LEFT DISLOCATION, NUMBER MARKING, AND (NON-)STANDARD FRENCH

0. introduction

The proper characterization of weak, or clitic, subject pronouns in Romance has been the topic of much discussion and debate over the past two decades. This article presents an analysis of subject clitics in French, concentrating in particular on the behaviour of these elements in a highly conservative variety of Atlantic Canada Acadian French spoken in a rural, isolated area of Newfoundland, where there is almost no contact with the standard or for that matter with other varieties of French (cf. King 1989, 1994). Our purpose is to compare the syntactic behaviour of subject clitics in Newfoundland French (hereafter NF) to that found in other colloquial varieties of Canadian French as well as in the standard language. In our analysis we shall review the various diagnostics invoked by previous researchers to argue in favour of an affixal for status of subject clitics in colloquial French, applying them also to NF. Our results show that NF patterns differently from other colloquial varieties.

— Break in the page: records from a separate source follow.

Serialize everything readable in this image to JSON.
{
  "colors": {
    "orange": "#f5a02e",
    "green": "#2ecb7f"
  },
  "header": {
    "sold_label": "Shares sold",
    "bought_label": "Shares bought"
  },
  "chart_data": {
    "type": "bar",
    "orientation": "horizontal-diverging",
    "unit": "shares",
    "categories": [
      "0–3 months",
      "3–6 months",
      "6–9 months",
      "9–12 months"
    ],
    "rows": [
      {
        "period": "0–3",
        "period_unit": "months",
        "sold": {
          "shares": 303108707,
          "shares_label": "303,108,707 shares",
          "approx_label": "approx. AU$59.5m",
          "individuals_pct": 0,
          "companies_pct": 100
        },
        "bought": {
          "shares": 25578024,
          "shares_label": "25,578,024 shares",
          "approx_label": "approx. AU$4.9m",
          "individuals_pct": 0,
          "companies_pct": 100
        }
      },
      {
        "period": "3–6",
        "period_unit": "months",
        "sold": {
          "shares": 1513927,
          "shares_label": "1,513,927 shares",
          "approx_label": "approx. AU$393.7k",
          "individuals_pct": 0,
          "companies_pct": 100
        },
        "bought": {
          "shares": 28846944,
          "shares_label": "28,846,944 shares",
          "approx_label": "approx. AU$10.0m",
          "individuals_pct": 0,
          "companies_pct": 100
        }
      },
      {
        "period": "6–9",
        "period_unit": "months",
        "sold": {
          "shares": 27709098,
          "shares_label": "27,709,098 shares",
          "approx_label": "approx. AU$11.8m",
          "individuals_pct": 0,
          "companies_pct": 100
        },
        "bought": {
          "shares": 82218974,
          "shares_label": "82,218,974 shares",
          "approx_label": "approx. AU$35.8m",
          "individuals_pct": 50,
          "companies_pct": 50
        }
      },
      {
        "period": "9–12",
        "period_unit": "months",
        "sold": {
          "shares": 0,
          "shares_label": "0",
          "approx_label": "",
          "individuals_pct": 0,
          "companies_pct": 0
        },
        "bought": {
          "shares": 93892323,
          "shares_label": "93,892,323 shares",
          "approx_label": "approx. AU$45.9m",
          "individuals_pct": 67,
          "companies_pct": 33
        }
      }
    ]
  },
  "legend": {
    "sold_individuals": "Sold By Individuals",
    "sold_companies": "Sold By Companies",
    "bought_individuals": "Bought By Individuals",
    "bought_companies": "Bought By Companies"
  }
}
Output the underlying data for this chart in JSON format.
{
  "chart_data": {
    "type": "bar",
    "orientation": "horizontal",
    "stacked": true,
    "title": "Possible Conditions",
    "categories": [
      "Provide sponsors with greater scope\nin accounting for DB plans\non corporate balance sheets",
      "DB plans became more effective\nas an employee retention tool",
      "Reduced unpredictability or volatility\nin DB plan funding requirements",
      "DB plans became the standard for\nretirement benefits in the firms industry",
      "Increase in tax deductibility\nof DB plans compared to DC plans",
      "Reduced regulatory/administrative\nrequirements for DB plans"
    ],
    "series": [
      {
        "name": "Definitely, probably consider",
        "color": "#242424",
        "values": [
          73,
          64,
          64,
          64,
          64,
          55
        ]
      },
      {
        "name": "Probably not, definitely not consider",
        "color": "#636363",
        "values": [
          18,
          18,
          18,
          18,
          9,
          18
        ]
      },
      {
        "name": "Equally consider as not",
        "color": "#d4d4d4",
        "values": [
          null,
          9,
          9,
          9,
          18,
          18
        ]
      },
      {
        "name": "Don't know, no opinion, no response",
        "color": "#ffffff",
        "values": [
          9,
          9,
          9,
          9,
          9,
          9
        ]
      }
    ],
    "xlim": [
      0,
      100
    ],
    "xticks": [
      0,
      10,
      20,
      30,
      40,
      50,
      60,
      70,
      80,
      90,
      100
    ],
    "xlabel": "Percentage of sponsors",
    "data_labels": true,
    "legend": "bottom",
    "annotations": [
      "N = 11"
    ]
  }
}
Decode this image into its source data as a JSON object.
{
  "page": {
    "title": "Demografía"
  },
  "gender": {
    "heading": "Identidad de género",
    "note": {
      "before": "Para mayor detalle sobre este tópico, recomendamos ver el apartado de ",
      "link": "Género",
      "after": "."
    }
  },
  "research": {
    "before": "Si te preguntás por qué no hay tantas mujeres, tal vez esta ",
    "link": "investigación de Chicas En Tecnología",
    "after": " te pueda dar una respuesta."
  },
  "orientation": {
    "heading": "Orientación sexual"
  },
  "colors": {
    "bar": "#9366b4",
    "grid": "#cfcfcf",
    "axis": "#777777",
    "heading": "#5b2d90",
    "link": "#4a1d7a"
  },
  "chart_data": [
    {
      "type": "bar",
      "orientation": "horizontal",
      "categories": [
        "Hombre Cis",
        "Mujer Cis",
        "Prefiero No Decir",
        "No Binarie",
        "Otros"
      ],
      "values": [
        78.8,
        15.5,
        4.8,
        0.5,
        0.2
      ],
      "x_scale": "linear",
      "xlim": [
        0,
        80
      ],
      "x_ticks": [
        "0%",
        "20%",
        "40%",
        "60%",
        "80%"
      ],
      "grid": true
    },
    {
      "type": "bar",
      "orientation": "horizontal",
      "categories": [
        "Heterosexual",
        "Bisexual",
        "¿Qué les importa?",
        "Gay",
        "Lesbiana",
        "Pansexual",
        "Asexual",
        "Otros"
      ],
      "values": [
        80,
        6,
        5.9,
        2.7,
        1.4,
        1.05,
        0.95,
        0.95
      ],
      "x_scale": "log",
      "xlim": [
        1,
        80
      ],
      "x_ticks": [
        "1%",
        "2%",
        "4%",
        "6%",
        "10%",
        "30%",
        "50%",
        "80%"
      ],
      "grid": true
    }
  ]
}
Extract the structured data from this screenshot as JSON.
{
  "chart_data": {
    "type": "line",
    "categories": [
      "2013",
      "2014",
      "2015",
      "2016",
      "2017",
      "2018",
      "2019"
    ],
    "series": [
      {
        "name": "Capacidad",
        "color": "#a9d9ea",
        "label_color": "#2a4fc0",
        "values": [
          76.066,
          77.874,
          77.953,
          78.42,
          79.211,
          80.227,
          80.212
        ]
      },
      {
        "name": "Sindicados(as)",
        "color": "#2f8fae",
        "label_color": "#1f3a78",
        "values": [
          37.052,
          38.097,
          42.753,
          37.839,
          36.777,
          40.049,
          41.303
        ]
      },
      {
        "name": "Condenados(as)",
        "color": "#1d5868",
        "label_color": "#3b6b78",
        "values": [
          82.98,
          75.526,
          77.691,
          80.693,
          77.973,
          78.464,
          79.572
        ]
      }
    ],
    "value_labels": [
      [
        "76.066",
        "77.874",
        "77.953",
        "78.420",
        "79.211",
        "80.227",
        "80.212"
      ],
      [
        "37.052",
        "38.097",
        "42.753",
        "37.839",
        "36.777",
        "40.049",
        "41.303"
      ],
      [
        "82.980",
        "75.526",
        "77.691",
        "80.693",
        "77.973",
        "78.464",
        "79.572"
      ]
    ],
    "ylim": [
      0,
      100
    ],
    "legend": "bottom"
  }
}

In fact, with regard to the diagnostics for affixal status, NF subject clitics more closely resemble those of Standard French. We then offer an explanation as to why these two varieties of French which differ so dramatically in sociolinguistic status and which exist in isolation from each other would pattern together. This explanation is bolstered by quantitative analyses of data taken from corpora of spoken NF and Ontario French. These analyses suggest that there is a strong correlation between absence of verbal number marking and the affixal status of subject clitics.